Against that, you note, People Have No Privacy when cameras watch us everywhere. I believe Scott McNealy, co-founder of Sun Microsystems in the 1980s, was asked about this and said, "Face it, you have no privacy." Man ahead of his times. I see the NJ State Police are installing license plate readers on bridges into NJ from Delaware so the gov't has an idea on which cares enter and exit NJ. The Star-Ledger (initial at least) story did not ask about right to privacy. But if they had, the ready reply would be, "Driving is a privilege, not a right."

Trotsky

Quote from: adamwI don't know any venue on the planet anymore that counts people who come in. It's always tickets sold.
The Mets used to do both: tickets and turnstile.  They stopped when MLB threatened them.

cth95

Thank you for the great info.  
Don't forget skiing at Whiteface during the day.  With the snow predicted this weekend, take advantage of it.
I don't know if any practice or events are going on, but the ski jumps and Mt. Van Hoevenberg, the location for the bobsled and luge tracks and cross country ski trails, are all just east of town on Rte 73.
Along with the big mountains, there are also many shorter and easier trails to hike, get some fresh air, and get a taste of the Adirondacks.
The parking lots in town have kiosks to pay.
Lake Placid is a great place.  I live 1 1/2 hrs away in VT and go to LP fairly frequently.

Swampy

Quote from: billhowardSt. Lawrence definitely helps attendance in Lake Placid. Clarkson a bit more.
Clarkson        3700 students
St. Lawrence    2200 students

The best possible ECAC-in-Placid turnout would be Cornell, Clarkson, St.
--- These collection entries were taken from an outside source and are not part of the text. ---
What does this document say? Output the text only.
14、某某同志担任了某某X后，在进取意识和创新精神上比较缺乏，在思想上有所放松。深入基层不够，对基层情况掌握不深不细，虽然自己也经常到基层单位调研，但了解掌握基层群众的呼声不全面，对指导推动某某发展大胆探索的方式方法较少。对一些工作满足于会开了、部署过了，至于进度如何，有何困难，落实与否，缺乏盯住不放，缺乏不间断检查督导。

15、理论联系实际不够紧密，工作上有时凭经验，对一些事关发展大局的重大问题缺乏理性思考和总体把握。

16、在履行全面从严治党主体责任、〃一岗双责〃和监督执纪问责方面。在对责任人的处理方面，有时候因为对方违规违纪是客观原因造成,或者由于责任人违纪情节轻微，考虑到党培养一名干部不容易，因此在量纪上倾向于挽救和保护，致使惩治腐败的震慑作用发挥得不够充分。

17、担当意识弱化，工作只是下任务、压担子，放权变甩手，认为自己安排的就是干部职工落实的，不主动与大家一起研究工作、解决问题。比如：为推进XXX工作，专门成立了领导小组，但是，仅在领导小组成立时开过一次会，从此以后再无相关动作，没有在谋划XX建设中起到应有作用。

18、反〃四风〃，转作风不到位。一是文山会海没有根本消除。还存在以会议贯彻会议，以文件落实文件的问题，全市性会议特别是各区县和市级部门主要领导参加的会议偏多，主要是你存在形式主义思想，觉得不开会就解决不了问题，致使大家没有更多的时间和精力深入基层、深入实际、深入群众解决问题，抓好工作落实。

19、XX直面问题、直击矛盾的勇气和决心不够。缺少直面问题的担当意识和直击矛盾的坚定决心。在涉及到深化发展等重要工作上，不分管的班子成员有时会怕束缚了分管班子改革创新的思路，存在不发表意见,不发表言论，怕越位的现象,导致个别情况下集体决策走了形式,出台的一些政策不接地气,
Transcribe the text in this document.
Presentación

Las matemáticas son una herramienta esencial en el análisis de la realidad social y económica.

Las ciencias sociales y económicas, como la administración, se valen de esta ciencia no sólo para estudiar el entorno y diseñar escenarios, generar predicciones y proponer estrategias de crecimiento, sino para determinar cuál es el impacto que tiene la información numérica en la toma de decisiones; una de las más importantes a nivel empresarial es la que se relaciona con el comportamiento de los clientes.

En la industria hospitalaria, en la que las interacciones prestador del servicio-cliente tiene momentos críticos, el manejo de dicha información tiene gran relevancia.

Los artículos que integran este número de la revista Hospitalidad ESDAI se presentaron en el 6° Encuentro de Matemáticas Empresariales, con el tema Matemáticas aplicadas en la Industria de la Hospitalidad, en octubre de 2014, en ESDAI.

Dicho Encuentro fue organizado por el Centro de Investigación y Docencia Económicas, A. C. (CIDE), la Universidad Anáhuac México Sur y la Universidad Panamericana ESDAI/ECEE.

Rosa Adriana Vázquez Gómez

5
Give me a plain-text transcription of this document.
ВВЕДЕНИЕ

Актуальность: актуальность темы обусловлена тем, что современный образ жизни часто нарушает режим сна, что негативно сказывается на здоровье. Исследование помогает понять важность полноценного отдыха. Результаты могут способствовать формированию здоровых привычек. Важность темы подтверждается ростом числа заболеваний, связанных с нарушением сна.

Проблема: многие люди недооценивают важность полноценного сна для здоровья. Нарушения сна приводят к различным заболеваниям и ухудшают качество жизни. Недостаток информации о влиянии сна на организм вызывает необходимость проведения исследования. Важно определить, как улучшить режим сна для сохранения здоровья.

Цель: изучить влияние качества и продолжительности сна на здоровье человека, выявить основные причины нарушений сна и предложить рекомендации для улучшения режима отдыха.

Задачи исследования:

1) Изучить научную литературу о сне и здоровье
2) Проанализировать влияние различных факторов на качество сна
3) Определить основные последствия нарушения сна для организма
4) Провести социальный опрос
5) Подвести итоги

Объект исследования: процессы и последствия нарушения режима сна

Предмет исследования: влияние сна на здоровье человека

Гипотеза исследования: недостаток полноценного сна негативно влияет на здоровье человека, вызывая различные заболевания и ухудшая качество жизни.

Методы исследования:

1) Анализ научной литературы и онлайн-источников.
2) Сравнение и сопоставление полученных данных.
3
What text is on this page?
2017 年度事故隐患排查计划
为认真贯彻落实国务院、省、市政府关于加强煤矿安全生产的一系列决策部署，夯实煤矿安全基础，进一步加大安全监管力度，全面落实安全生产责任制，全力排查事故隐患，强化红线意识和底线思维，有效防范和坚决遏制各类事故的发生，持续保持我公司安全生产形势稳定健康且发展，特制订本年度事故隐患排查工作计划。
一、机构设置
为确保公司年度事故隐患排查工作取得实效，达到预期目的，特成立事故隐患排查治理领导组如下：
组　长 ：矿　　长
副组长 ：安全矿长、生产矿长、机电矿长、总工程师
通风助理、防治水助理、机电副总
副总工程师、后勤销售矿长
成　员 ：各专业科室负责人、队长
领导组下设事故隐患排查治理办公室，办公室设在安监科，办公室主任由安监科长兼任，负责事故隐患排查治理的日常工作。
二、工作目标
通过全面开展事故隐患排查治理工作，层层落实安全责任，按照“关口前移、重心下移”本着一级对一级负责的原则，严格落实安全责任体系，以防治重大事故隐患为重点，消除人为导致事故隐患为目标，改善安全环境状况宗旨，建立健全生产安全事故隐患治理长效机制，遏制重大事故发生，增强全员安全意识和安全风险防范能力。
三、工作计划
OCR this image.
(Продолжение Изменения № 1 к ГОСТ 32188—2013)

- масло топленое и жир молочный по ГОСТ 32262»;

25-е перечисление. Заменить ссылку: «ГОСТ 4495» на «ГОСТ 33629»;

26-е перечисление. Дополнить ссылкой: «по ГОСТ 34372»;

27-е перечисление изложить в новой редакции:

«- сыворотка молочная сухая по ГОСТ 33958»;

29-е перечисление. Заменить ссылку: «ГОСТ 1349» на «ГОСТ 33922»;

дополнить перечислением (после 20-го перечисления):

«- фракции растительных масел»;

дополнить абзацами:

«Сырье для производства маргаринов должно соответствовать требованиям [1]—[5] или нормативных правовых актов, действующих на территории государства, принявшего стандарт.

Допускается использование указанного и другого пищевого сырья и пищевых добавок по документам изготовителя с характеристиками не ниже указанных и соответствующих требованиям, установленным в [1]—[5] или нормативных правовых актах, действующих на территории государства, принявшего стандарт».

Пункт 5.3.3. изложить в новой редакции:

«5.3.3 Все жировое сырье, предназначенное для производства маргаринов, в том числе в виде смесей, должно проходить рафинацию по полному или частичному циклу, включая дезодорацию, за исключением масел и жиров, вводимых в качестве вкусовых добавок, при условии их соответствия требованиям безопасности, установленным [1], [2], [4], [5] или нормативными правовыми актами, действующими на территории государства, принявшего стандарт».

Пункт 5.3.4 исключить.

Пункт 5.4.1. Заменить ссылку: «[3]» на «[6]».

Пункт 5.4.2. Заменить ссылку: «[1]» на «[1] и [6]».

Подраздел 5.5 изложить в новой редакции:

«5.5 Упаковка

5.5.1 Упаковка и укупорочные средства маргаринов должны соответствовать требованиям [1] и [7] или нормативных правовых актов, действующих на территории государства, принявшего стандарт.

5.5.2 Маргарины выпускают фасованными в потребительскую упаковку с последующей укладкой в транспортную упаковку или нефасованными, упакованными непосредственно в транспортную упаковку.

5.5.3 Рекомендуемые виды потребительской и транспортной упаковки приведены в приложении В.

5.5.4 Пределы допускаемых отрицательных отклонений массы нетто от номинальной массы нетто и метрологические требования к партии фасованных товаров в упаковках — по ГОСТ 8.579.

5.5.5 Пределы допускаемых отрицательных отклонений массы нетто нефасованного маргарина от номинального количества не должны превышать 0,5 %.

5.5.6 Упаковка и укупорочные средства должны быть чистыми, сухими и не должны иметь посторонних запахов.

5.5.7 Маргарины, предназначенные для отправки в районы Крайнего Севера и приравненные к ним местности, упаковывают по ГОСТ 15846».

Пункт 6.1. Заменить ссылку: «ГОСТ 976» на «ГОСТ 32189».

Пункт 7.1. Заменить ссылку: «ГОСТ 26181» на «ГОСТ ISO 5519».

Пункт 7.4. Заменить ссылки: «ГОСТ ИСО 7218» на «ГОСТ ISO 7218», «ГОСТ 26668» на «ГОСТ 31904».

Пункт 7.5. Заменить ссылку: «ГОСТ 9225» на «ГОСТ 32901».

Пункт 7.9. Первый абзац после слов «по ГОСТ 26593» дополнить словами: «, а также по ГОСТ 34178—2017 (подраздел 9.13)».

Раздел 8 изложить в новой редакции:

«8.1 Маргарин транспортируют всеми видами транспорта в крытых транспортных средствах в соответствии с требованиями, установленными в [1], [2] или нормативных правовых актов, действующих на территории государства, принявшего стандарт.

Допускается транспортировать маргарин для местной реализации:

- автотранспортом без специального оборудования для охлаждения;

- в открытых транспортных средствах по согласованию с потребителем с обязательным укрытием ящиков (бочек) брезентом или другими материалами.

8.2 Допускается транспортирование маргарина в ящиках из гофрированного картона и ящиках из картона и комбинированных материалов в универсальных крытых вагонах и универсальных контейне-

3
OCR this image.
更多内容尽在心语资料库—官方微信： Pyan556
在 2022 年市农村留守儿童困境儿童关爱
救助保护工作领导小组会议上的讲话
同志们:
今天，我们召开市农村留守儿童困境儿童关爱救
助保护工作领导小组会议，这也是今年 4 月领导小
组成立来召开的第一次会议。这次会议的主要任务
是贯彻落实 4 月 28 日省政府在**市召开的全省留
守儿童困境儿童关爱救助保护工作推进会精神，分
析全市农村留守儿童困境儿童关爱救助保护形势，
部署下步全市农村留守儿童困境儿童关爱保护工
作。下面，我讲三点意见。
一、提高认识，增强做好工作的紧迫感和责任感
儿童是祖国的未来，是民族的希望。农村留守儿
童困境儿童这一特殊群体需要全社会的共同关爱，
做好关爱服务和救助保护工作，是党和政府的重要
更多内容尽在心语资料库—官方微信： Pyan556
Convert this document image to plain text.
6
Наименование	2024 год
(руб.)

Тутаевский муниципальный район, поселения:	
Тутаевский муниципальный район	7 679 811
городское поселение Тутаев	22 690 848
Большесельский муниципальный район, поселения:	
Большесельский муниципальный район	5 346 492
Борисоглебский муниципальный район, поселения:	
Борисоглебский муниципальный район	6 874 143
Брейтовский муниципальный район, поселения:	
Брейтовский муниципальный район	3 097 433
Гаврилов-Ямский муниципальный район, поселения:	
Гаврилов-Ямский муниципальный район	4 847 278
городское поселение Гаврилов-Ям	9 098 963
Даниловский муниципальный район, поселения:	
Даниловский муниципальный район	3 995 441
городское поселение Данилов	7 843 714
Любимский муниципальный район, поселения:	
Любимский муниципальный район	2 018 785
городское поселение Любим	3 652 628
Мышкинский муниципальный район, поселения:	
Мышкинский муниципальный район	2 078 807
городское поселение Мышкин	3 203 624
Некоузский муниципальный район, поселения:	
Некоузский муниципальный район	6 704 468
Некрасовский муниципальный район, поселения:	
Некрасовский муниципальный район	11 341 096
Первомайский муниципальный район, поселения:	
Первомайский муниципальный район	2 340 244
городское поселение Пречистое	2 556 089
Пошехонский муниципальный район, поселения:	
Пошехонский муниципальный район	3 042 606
Lawrence and, um, pick one, maybe RPI.  It is about 80 miles from Clarkson (+5 for St Lawrence) to Lake Placid but it is dark (well, yeah), twisty road that is not well-striped. Read: It's not that far but it's a bitch of drive home. With the clout of Congresswoman Stefanik in much of the Adirondacks, it's surprising there isn't funding for more highway improvements.

She's too busy impeaching Biden and getting university presidents fired to spend much time and attention to something as mundane as roads.